Imagine being told that there are several fires in the city, but not the location of the fires. That’s the situation that the City of Escondido faces in finding out details about the Hepatitis A outbreak that includes 12 local cases.
William Wolfe, the city’s deputy city manager, has been put in charge of the city’s response to the outbreak. The Times-Advocate asked Wolfe how many Escondido cases have been identified and what might have been the circumstances involved? Were the cases widespread, or confined to a particular area. Were many homeless people or school students involved?
Wolfe said the city has the same questions, but so far hasn’t been able to get them answered. “You raise excellent questions regarding the specifics of Hepatitis A cases from Escondido. According to the Department of Health and Human Services, there are twelve documented cases from Escondido. I have requested further information regarding the specifics of those cases such as when reported, status of the person such as homeless, drug abuser, or other incidental contact, severity of the case, and geographical location of those contracting. To date, I have been told the information is not available at this time, but they are working on gathering the information. As soon as I receive the information I will be sure to share it in our city website.” He also promised to share the information with the newspaper.
Dr. Wilma Wooten, the County director of public health services, declared a public health emergency for San Diego County on September 1.
Hepatitis A is a contagious virus often spread person to person, and can result in severe cases of liver disease, serious illness, and even death, although it is far more common to result in an illness of a few weeks to several months.
This disease is spread by the ingestion of microscopic amounts of fecal matter via close person-to-person contact, eating food or touching objects handled by an infected person, and use of recreational drugs whether injected or not.

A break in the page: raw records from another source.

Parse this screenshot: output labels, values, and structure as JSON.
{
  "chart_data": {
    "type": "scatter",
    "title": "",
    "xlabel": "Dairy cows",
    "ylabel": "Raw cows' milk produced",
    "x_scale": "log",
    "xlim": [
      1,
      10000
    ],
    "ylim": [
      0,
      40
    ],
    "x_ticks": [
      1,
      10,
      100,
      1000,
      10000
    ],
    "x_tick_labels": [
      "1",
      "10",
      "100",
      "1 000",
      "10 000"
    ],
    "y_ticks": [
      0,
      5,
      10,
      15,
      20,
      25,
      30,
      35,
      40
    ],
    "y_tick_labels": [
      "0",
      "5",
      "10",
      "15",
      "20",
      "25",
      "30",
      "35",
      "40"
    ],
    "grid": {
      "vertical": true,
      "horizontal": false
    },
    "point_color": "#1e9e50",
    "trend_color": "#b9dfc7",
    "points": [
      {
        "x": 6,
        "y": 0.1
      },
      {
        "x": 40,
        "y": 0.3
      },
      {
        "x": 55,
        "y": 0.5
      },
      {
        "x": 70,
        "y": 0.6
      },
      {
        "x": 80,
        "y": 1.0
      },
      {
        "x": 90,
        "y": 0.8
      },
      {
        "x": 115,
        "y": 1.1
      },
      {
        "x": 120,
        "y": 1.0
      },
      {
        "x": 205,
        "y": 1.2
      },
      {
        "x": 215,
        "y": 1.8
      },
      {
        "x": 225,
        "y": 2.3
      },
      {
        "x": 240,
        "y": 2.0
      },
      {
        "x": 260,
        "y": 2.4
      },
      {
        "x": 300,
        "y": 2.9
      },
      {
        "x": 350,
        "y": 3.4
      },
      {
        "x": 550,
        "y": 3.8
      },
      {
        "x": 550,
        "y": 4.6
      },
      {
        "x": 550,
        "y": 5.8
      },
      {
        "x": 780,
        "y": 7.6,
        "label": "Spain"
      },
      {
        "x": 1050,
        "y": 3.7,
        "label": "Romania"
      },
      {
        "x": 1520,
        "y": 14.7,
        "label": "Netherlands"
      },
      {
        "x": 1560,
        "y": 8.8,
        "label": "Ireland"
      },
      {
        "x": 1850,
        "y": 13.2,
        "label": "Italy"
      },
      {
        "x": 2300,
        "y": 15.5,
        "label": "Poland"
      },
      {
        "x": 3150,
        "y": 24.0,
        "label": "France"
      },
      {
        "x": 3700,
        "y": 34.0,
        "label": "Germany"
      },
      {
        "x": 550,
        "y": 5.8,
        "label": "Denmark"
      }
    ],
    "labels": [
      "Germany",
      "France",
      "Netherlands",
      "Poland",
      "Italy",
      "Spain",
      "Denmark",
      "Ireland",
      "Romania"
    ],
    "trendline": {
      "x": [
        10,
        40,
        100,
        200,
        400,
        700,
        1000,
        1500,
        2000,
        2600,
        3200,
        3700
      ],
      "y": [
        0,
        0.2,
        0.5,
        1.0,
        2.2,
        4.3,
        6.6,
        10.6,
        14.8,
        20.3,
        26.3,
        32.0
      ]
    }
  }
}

The average incubation period is 28 days, and the virus can live outside of the body for months, depending on environmental conditions.
Thorough cleaning and chlorination is effective, and the most effective method is a two dose injection series.
Statistics regarding the outbreak in San Diego County: Between 11/22/16- 09/14/17 there were 444 confirmed cases reported. This has resulted in 305 (69%) hospitalizations and 17 deaths (3.6%) 152 (34%) homeless / illicit drug use.
Wolfe added, “Although this may seem a bit frightening and daunting, you should know that since 1994 there have been five previous years in which we have had an outbreak of cases exceeding 400 in San Diego County. Although we are proceeding cautiously to maximize the safety of our citizens and city employees, I am confident that the City of Escondido is taking appropriate measures, including enhanced proactive measures, to minimize the risk to all.”
Wolfe said the city’s plan focuses on three strategies:
• Vaccinate: Currently, The San Diego County Health and Human Services nurses are regularly partnering with Escondido Police officers to mobilize, contact and offer vaccinations to members of our homeless community.
“To date, we have vaccinated over 100 persons,” said Wolfe. “Additionally, we are requiring vaccinations of our employees who operate in an area of higher risk for infection, and are encouraging any employee that is interested in receiving the vaccination series to contact their Primary Health Care Provider for an appointment.”
• Sanitize: City staff is working closely with County Health and Human Services and is exceeding the County’s protocol for sanitization of our permanent restrooms/hand washing facilities.
• Educate. Said Wolfe, “We are working with the Department of Health and Human Services to provide educational materials to our local businesses and their employees. As you can see, several steps are in place to efficiently and safely combat this latest outbreak of Hepatitis A. With the cooperation of our employees, our citizens, and our friends at Health and Human Services, we are confident that this will soon be under control and virtually eliminated.”